A shutdown operation can be triggered by multiple factors but a particularly important one is the renewal of the TLS certificates. This is important because it’s a recurring event at regular intervals in the lifecycle of a Trino cluster. It is also an automatic process initiated by the commons operator when the TLS certificates issued by the secret operator are about to expire.

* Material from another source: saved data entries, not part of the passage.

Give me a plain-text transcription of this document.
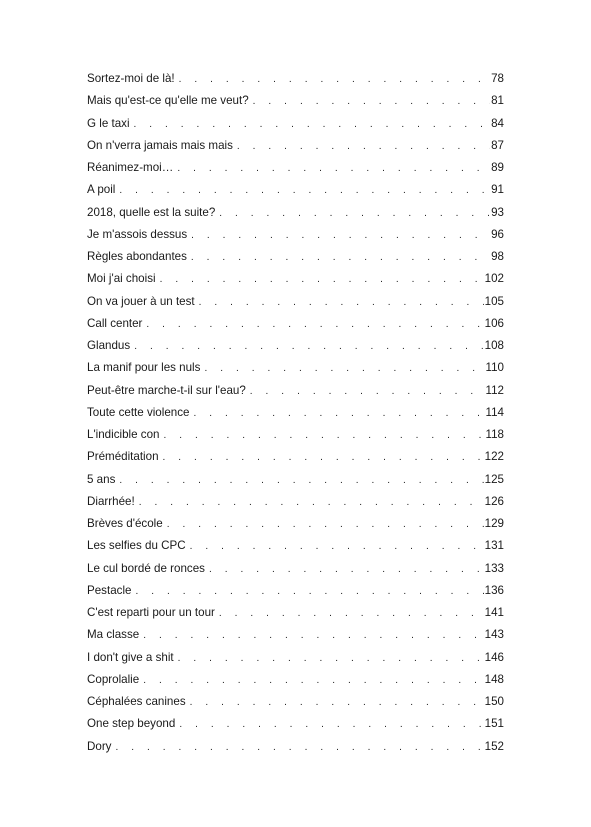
Sortez-moi de là! . . .	78
Mais qu'est-ce qu'elle me veut? . . .	81
G le taxi . . .	84
On n'verra jamais mais mais . . .	87
Réanimez-moi… . . .	89
A poil . . .	91
2018, quelle est la suite? . . .	93
Je m'assois dessus . . .	96
Règles abondantes . . .	98
Moi j'ai choisi . . .	102
On va jouer à un test . . .	105
Call center . . .	106
Glandus . . .	108
La manif pour les nuls . . .	110
Peut-être marche-t-il sur l'eau? . . .	112
Toute cette violence . . .	114
L'indicible con . . .	118
Préméditation . . .	122
5 ans . . .	125
Diarrhée! . . .	126
Brèves d'école . . .	129
Les selfies du CPC . . .	131
Le cul bordé de ronces . . .	133
Pestacle . . .	136
C'est reparti pour un tour . . .	141
Ma classe . . .	143
I don't give a shit . . .	146
Coprolalie . . .	148
Céphalées canines . . .	150
One step beyond . . .	151
Dory . . .	152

Historically the lifetimes of these certificates have changed but they are always kept short (around one day) by default.

It is recommended to set an explicit lifetime that is appropriate for your situation as described in Temporary credentials lifetime.

To set the certificate lifetime to a fortnight, thus having the Trino pods restarted every two weeks, use the example below:

spec:
  workers:
    config:
      requestedSecretLifetime: 14d

Implications

All queries that take less than the minimal graceful shutdown period of all roleGroups (1 hour as a default) are guaranteed to not be disturbed by regular termination of Pods. They can obviously still fail when, for example, a Kubernetes node dies or gets rebooted before it is fully drained.

Because of this, the operator automatically restricts the execution time of queries to the minimal graceful shutdown period of all roleGroups using the Trino configuration query.max-execution-time=3600s when fault tolerant execution is not configured. This causes all queries that take longer than 1 hour to fail with the error message Query failed: Query exceeded the maximum execution time limit of 3600s.00s.

However, when fault tolerant execution is enabled, the query.max-execution-time restriction is not applied since queries can be automatically retried in case of failures, allowing them to run indefinitely without being cancelled by worker restarts.

In case you need to execute queries that take longer than the configured graceful shutdown period and do not want to configure fault tolerant execution, you can increase the query.max-execution-time property as follows:

spec:
  coordinators:
    configOverrides:
      config.properties:
        query.max-execution-time: 24h

Keep in mind, that queries taking longer than the graceful shutdown period are now subject to failure when a Trino worker gets shut down.

Authorization requirements

When you are not using OPA for authorization, the user graceful-shutdown-user is not allowed to gracefully shut down workers. If you need graceful shutdown you need to use OPA or need to make sure graceful-shutdown-user is allowed to gracefully shut down workers (e.g. having you own authorizer or patching Trino).

In case you use OPA to authorize Trino requests, you need to make sure the user graceful-shutdown-user is authorized to trigger a graceful shutdown of the workers.

If you use rules provided by Stackable, this permission is automatically granted. If you use your own custom rego rules, you can achieve this by adding the following rule to grant graceful-shutdown-user the permissions to issue a graceful shutdown.

# Allow graceful shutdown, see https://docs.stackable.tech/home/stable/trino/usage-guide/operations/graceful-shutdown/#_authorization_requirements
allow if {
  input.action.operation == "WriteSystemInformation"
  input.context.identity.user == "graceful-shutdown-user"
}

In case the user graceful-shutdown-user does not have the permission to gracefully shut down a worker, the error message curl: (22) The requested URL returned error: 403 Forbidden will be shown in the worker log and the worker will shut down immediately.